Le programme se partage à parts égales entre morceaux dansés purement instrumentaux et chansons, ces songs si magistralement embellis par la voix de contre-ténor. Au titre des premiers, on signalera tout particulièrement la « Fantazia upon a ground » pour trois flûtes, musique directement inspirée de la ''country dance'' anglaise : un savant entrelacs des instruments solistes sur une généreuse basse obstinée. La « Pavan in G minor », tendrement langoureuse, est de style imitatif des consorts de violes. On ne résiste pas au Hornpipe, cette danse sautée typiquement anglaise, rapide ou lente, parfois associée à d'autres formes comme le menuet et la bourrée. « May her blest example chase », de l'Ode pour l'anniversaire de la Reine Mary, est une sorte de contredanse où l'animation est créée par un rythme très syncopé, agrémentée de la sonorité imitant la cornemuse. On retrouve ce même parfum écossais dans « Scotch tune », d'une extrême mobilité. « Curtain tune », extrait de Timon d'Athènes, est également une danse bien rythmée, s'enhardissant de plus en plus vite. Tout finit, et le programme lui-même, par une Chaconne, celle extraite de The Fairy Queen, conclusion grandiose et à la française d'un passionnant florilège. 

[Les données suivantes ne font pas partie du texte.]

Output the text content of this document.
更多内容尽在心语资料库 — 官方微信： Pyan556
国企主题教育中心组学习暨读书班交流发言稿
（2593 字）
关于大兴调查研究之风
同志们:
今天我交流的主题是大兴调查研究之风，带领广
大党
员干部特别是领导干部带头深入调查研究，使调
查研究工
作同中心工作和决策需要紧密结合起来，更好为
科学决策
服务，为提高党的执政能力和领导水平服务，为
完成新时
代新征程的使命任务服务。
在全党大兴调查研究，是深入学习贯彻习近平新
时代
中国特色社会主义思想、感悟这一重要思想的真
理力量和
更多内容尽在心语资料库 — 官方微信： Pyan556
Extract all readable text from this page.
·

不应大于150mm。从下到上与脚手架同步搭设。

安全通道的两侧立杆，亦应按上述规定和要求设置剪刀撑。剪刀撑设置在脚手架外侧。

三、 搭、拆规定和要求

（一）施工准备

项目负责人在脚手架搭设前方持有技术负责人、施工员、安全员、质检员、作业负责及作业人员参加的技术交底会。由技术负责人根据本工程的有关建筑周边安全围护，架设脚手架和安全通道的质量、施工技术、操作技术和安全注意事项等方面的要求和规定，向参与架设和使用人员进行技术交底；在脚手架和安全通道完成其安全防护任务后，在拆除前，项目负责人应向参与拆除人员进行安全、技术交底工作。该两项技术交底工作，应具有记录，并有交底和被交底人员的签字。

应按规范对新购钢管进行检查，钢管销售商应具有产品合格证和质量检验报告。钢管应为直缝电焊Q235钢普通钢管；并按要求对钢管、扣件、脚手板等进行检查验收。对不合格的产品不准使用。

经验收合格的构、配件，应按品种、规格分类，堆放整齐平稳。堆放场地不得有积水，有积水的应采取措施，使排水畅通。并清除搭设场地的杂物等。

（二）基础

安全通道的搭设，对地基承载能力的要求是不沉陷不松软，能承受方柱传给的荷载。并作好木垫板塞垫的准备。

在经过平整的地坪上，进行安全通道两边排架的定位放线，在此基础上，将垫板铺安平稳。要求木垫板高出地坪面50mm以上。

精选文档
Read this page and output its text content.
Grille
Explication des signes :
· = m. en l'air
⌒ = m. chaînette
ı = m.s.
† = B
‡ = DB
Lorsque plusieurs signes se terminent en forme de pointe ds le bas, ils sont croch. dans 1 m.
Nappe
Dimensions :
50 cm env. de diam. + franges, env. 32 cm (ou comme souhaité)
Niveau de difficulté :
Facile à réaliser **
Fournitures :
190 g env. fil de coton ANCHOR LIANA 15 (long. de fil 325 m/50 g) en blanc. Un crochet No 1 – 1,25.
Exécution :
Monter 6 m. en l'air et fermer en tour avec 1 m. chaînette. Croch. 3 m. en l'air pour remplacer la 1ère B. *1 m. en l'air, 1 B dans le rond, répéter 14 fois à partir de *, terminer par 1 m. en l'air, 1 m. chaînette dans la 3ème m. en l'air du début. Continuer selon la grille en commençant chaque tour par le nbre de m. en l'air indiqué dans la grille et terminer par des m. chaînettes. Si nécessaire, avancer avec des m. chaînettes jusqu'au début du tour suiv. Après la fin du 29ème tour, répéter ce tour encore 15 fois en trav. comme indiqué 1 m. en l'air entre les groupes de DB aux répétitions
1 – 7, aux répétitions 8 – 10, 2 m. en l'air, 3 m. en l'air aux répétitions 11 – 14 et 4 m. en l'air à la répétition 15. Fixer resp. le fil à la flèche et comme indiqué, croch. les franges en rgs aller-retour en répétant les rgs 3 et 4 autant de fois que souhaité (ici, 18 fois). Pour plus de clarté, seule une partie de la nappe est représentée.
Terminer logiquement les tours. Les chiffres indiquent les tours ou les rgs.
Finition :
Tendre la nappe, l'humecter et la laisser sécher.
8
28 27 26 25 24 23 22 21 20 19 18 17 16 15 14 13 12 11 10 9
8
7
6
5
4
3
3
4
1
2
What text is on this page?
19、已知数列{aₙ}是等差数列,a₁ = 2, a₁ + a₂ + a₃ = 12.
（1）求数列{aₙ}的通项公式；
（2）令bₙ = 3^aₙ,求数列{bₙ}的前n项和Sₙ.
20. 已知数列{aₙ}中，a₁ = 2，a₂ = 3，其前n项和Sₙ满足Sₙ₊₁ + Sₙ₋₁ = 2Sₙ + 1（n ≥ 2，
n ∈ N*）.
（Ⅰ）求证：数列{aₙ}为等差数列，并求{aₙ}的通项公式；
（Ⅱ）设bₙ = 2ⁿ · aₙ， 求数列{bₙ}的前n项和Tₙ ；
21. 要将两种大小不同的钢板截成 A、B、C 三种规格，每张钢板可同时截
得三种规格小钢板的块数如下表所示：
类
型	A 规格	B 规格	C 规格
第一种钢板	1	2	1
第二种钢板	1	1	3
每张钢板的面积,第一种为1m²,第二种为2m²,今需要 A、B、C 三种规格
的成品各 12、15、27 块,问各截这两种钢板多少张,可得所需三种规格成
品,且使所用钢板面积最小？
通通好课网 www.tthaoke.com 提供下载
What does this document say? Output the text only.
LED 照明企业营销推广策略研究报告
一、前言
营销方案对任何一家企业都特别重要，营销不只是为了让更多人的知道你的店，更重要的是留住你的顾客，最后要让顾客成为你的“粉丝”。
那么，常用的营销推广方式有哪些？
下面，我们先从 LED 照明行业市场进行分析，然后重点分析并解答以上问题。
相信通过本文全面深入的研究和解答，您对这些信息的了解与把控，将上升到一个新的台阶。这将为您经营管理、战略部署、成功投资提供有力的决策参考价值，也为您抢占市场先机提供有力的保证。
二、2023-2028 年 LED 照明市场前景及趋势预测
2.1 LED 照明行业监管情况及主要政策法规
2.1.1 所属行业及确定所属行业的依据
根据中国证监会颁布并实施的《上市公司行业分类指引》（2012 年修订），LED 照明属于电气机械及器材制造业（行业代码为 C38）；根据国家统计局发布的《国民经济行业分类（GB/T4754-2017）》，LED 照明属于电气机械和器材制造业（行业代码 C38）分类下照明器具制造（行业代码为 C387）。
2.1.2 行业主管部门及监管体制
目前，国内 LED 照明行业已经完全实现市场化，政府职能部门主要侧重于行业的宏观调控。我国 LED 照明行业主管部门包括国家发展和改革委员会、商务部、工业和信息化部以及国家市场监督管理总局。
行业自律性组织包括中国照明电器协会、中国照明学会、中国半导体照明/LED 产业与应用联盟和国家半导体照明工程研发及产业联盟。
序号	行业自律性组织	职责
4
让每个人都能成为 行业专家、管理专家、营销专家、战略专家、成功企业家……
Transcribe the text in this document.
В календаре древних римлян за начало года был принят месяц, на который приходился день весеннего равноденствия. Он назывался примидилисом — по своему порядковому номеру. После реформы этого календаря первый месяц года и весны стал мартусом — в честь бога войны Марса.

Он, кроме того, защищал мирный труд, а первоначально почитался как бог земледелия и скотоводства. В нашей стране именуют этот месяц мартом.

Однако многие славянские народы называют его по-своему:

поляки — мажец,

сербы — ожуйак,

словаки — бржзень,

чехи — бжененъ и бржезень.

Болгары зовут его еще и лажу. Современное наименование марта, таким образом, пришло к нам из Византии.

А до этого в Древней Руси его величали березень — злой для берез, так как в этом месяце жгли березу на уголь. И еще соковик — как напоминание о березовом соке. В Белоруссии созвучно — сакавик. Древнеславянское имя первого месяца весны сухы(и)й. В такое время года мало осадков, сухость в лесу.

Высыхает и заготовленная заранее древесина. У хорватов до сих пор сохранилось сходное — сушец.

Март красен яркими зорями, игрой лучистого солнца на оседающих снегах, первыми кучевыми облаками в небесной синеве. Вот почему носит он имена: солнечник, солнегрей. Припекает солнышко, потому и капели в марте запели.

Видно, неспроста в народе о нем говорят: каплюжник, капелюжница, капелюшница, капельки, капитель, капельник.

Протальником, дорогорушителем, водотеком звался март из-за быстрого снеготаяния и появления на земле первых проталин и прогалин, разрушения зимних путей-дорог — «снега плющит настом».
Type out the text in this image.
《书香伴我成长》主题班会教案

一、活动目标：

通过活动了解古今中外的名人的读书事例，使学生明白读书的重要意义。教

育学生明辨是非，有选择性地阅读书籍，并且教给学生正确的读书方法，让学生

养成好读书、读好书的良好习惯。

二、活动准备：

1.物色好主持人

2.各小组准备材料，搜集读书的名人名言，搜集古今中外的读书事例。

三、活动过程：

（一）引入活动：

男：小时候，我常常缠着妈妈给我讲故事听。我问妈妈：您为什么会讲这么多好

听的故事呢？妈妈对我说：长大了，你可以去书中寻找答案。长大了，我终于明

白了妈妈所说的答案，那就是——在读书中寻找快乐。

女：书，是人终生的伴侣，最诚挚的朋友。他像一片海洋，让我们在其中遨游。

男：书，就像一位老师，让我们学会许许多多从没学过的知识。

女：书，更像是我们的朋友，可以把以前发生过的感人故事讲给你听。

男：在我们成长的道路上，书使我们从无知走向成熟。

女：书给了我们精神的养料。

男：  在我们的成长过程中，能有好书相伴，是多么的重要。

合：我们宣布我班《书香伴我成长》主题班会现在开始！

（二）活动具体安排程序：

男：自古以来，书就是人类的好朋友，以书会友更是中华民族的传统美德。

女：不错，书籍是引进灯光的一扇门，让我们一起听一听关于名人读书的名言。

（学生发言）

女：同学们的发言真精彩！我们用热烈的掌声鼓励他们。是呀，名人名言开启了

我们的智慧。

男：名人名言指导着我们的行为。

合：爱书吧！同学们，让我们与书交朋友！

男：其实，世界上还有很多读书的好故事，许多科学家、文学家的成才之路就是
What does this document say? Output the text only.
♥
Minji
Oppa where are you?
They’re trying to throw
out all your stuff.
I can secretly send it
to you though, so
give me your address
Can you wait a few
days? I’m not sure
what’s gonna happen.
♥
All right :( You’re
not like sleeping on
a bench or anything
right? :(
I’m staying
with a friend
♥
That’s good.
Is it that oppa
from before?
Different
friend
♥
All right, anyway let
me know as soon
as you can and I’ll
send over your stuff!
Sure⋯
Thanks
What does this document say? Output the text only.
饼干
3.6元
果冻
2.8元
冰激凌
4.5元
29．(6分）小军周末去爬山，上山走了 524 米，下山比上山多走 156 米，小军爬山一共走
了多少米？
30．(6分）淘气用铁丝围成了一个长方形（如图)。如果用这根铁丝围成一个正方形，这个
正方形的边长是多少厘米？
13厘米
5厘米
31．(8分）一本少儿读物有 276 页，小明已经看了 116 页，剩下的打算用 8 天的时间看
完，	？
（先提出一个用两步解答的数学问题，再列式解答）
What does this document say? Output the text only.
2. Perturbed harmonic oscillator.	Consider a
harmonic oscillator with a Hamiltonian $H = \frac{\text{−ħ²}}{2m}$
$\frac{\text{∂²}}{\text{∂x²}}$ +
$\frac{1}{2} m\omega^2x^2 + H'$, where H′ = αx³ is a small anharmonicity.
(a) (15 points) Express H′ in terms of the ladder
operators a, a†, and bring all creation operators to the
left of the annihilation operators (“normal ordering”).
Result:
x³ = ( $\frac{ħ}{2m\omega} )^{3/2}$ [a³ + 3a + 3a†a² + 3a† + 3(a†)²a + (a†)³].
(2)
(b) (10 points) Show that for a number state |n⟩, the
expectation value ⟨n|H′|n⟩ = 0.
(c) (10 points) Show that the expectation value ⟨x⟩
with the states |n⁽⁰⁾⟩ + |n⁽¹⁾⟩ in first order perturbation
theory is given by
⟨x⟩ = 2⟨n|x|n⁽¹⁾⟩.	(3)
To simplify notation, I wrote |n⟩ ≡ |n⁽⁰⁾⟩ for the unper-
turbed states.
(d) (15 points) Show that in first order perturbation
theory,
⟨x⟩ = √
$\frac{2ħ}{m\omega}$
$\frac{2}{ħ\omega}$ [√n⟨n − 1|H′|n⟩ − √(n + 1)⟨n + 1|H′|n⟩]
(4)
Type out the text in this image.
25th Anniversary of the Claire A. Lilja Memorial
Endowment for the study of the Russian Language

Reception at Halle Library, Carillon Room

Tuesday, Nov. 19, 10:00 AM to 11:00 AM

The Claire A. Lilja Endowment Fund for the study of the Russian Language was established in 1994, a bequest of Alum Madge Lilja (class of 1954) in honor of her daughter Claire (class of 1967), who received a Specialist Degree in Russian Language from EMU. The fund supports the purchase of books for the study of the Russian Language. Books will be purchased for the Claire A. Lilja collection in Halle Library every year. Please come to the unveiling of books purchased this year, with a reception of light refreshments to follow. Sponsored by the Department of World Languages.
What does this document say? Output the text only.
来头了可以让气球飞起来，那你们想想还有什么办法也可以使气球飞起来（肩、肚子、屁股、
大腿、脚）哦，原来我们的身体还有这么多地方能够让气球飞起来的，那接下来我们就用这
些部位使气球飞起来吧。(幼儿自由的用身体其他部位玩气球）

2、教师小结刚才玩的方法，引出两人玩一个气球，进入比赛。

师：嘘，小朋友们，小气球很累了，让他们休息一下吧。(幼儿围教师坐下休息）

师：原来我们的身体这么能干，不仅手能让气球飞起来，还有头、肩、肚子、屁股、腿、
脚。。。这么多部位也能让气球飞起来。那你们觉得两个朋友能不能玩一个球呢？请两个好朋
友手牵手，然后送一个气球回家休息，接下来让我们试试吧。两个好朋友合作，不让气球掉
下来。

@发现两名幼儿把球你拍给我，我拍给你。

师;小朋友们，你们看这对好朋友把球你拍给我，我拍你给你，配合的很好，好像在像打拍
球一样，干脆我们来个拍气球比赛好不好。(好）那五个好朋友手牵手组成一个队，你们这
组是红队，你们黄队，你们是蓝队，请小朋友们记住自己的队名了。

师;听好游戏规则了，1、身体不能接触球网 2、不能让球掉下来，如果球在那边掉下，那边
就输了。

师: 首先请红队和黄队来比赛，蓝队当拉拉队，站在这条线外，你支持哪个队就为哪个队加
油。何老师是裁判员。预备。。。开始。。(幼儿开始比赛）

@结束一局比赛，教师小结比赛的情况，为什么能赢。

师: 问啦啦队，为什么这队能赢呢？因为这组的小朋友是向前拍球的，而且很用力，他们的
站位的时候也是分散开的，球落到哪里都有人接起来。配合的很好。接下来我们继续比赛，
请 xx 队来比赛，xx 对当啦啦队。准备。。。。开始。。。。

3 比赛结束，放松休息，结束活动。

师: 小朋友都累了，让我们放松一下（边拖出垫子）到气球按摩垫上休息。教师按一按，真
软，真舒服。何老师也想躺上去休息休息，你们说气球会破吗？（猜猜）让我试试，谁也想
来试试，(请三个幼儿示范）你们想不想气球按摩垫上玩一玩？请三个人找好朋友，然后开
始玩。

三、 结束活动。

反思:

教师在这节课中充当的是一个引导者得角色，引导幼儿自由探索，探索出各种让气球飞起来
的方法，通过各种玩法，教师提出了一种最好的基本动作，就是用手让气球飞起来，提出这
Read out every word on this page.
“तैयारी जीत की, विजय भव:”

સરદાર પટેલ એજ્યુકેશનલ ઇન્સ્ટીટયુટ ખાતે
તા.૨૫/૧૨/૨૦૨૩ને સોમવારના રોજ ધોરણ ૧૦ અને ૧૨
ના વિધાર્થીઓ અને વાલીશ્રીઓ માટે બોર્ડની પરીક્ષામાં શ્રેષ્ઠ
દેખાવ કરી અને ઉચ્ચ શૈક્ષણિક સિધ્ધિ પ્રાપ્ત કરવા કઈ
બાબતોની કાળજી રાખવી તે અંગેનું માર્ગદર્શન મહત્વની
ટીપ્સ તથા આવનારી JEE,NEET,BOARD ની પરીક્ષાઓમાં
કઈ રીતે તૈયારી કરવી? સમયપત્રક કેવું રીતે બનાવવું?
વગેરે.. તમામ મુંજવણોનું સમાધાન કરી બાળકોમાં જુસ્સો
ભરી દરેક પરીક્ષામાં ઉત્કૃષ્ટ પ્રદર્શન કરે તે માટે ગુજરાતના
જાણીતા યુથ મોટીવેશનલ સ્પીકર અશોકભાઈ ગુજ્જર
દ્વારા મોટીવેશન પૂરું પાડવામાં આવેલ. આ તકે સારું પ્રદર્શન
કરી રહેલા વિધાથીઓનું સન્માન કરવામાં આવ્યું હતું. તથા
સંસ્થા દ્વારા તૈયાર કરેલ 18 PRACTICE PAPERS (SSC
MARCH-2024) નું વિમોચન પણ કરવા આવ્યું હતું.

L'autre intérêt du CD, et non des moindres, réside dans les Songs. Tim Mead en a choisi quelques-uns des plus beaux où paradoxalement l'écriture pourtant fort précise de Purcell, laisse à l'interprète une grande liberté, presque d'improvisation, « un tremplin pour l'invention », remarque-t-il. Magnifiant le sens mélodique de Purcell, ce qui se traduit par la fluidité du discours, le sens de la transition, pour exprimer les sentiments humains les plus divers, de la célébration de la mort à celle des plaisirs de la vie. « One charming night », tiré de The Fairy Queen, est une ode au plaisir sensuel, le son des flûtes ajoutant ici une note malicieuse tandis que la rythmique sait se faire sentir très accentuée. « Strike the viol, touch the lute », de l'Ode précitée à la Reine Mary, célèbre le pouvoir de la musique pour « chanter la louange de votre Patronne », par la voix du soliste et une longue péroraison orchestrale. Comme « O Solitude, my sweetest choice » (Ô solitude, ma douce préférence) le plaisir singulier de cultiver « l'éloignement du monde et du bruit », dans une chanson de plus en plus éthérée. Tout en contraste, le song écossais « Twas within a furlong of Edinboro' town » (C'était à deux pas de la ville d'Edimbourg), offre un parfum populaire au long d'une scénette plus ou moins coquine. « Fairest Isle » (Île entre toutes belle), emprunté à King Arthur, une de ses plus belles inspirations, montre combien « Purcell est expert dans l'art de sculpter une mélodie vocale à partir d'un texte », remarque Tim Mead. « What power art thou » (Quelle puissance es-tu), du même opéra, est un bon exemple de ces ''musiques tremblantes'' singeant l'hiver réfrigérant, le chant répétant à l'envi des syllabes saccadées crescendo et decrescendo. Un étonnant morceau. 

L'interprétation est superlative. François Lazarevitch a effectué la réalisation musicale, privilégiant l'ornementation par une écriture inventive puisée aux sources anciennes, et ménageant un grand naturel. Qui cultive le sens de la cadence, selon lui, « la sève de la musique... un ressenti de la pulsation souple, une sorte de ''swing'' à l'intérieur du tempo, qui lui ne bouge pas ». L'exécution est fort soignée, où l'on remarque le clavecin de Justin Taylor, la viole de Lucile Boulanger et bien sûr les parties confiées à la flûte, dont celle de François Lazarevitch. L'accompagnement est toujours vivant et intense, offrant au soliste un écrin de choix. Le contre-ténor Tim Mead déploie un style des plus choisis. Outre la beauté intrinsèque d'un timbre chaud et expressif, on apprécie la simplicité de l'élocution, le souci de l'ornementation au service du texte, si essentiel chez Purcell. Et surtout l'aisance du phrasé, peut-être aidé par son passé d'instrumentiste, car comme Lazarevitch, il a été lui-même flûtiste.

L'enregistrement, effectué dans une église à Paris, est idéalement présent et aéré, avec une bonne définition de la basse, procurant une ambiance très séduisante, et enveloppant la voix, bien mise en valeur.